On the same day as the American Cancer Society's annual Great American Smokeout, the Kansas City, Missouri, City Council voted 11-1 Thursday in favor of an ordinance raising the minimum age to tobacco products, rolling papers and alternative nicotine products to 21.
The Unified Government of Wyandotte County and Kansas City, Kansas, approved a similar measure Thursday night on a 6-1 vote. Neither city's ordinance changes the legal smoking age of 18.
Kansas City, Mo., Councilwoman Alissia Canady on Thursday said raising the purchasing age was "the responsible thing to do as policymakers."
If the regional effort is successful, Kansas City would become the second-largest metro area in the United States — behind only New York City — to raise the minimum age. In December, Columbia became the first Missouri city to do so.
The ordinance is a perfect fit for other local health initiatives, such as Healthy Communities Wyandotte, said Mike Taylor, spokesman for the Unified Government of Wyandotte County and Kansas City, Kansas. His city's vote was scheduled to coincide with that in Kansas City, Missouri, to bring additional attention regionally to the ordinance, he said.
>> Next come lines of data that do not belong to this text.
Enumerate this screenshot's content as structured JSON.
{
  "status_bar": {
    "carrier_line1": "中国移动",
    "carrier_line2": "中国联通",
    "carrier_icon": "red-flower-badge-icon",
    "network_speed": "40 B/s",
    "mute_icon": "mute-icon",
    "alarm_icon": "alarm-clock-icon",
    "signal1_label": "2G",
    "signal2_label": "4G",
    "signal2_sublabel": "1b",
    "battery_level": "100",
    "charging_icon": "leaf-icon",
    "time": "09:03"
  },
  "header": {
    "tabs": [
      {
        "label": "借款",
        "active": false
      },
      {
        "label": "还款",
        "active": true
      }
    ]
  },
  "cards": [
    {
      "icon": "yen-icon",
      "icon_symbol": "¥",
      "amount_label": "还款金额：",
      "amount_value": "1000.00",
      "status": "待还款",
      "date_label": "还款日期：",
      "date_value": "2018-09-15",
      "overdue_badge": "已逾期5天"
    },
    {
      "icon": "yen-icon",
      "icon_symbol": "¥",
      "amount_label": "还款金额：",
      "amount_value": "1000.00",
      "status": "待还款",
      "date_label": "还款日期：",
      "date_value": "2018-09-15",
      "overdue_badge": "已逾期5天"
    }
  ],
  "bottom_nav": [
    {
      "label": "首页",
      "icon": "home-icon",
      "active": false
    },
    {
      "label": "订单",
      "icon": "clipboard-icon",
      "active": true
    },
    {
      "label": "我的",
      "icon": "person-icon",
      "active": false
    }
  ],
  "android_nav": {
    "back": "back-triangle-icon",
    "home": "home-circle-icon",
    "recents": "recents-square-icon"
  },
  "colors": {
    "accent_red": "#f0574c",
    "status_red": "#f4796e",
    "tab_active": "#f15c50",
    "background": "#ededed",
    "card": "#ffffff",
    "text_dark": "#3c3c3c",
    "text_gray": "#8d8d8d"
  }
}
The Greater Kansas City Chamber of Commerce is spearheading the metro-wide effort, called Tobacco 21/KC, which is part of a national initiative by the Preventing Tobacco Addiction Foundation to get communities across the country to raise the legal age.
The hope is that the change will slow the trickle-down of smoking items to children younger than 18 who often get them from older friends and relatives, Greater Kansas City Chamber of Commerce President Jim Heeter said.
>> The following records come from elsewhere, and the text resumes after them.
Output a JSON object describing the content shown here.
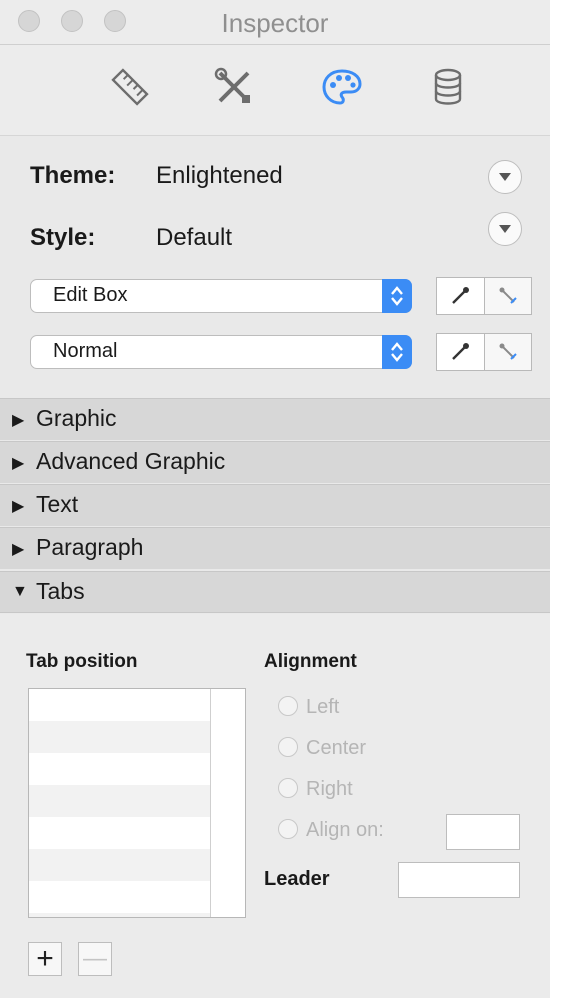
{
  "window": {
    "title": "Inspector"
  },
  "toolbar": {
    "icons": [
      "ruler-icon",
      "tools-icon",
      "palette-icon",
      "database-icon"
    ],
    "active": "palette-icon",
    "accent": "#3b8cf5"
  },
  "theme": {
    "label": "Theme:",
    "value": "Enlightened"
  },
  "style": {
    "label": "Style:",
    "value": "Default"
  },
  "popups": [
    {
      "value": "Edit Box"
    },
    {
      "value": "Normal"
    }
  ],
  "sections": [
    {
      "label": "Graphic",
      "state": "collapsed",
      "glyph": "▶"
    },
    {
      "label": "Advanced Graphic",
      "state": "collapsed",
      "glyph": "▶"
    },
    {
      "label": "Text",
      "state": "collapsed",
      "glyph": "▶"
    },
    {
      "label": "Paragraph",
      "state": "collapsed",
      "glyph": "▶"
    },
    {
      "label": "Tabs",
      "state": "expanded",
      "glyph": "▼"
    }
  ],
  "tabs": {
    "position_label": "Tab position",
    "alignment_label": "Alignment",
    "alignments": [
      "Left",
      "Center",
      "Right",
      "Align on:"
    ],
    "leader_label": "Leader",
    "add": "+",
    "remove": "—"
  }
}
In April, the chamber announced a partnership with Blue Cross and Blue Shield of Kansas City called Healthy KC, with the goal of making Kansas City one of the top 10 healthiest communities in America. Raising the legal age for buying tobacco products is a big step, he said.
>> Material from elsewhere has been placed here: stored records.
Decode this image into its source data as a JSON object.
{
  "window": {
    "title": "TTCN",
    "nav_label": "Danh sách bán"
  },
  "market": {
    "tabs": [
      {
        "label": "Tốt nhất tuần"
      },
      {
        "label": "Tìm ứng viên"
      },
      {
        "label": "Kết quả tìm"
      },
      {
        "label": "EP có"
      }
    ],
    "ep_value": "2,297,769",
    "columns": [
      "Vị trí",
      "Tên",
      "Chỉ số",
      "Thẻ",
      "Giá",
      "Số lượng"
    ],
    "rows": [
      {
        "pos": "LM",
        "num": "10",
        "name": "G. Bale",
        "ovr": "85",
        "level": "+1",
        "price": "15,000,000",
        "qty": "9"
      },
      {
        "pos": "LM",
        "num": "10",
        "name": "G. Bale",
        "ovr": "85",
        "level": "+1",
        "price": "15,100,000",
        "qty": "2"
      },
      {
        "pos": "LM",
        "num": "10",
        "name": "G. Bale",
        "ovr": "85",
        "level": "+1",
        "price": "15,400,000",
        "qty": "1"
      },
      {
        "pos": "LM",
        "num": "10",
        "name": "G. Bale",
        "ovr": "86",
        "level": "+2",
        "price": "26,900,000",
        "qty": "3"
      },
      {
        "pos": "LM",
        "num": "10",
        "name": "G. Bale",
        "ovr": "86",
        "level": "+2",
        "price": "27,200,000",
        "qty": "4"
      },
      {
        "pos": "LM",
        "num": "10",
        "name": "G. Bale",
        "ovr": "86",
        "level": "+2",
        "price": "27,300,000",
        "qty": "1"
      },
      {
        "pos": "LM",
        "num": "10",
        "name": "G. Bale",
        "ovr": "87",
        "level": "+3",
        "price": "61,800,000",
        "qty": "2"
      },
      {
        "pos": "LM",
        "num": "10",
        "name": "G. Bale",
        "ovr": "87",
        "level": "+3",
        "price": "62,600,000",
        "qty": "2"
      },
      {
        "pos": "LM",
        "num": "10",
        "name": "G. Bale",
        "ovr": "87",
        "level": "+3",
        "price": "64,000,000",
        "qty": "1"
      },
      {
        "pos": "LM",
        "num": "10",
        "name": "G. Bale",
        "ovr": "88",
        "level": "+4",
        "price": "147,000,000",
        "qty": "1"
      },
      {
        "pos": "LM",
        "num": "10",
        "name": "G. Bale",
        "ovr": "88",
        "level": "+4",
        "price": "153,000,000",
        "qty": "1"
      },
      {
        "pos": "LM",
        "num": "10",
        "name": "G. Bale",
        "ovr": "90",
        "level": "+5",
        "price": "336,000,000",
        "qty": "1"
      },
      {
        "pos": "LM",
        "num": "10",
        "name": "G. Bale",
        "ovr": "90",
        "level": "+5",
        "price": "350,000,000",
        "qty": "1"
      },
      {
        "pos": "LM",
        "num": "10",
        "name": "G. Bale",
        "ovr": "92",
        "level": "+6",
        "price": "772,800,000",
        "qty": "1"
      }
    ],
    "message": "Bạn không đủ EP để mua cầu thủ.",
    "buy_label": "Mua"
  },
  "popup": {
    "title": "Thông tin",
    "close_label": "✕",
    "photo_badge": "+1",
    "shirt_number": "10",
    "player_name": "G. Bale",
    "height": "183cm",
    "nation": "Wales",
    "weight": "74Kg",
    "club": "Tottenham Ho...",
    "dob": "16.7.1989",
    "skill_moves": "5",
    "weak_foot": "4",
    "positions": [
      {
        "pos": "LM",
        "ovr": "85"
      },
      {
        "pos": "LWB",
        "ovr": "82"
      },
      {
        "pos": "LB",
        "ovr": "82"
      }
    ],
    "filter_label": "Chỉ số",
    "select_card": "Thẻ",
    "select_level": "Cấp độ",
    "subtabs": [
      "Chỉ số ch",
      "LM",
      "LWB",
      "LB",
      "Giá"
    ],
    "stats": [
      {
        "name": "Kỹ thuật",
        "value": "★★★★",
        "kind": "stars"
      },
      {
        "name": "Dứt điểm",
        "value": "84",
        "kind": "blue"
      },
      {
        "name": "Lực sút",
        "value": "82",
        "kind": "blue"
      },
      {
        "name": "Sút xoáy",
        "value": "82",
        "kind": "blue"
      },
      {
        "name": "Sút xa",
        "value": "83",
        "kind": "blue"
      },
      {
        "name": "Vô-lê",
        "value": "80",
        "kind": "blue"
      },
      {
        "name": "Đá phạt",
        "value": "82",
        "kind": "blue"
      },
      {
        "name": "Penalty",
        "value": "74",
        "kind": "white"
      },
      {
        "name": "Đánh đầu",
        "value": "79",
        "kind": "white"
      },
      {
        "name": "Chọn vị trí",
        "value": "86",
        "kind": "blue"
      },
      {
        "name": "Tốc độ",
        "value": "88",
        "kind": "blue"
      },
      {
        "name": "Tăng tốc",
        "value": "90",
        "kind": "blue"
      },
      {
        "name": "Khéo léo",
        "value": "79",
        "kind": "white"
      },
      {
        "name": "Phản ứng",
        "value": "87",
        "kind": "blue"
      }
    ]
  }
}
"The reason we think it's important is because, by the very simple action of changing the ordinance, it will have the dramatic effect of keeping cigarettes out of the hands of our youngest citizens," Heeter said. "I'm not just talking about folks who are 18."
A report issued earlier this year by the federal Institute of Medicine concluded that raising the legal age to buy tobacco to 21 would result in 249,000 fewer premature deaths, 45,000 fewer deaths from lung cancer and 4.2 million fewer years of life lost for people born between 2000 and 2019 when they reach their 40s and 50s.
"The first place in the country to do this was in 2005 in Massachusetts," said Dr. Rex Archer with the Kansas City Health Department. "They found that even though it was a while before it started to spread to other border communities, it still had a significant impact on reducing youth from becoming addicted."
He said supporters expected a domino effect after the two Kansas City governments approved the ordinance.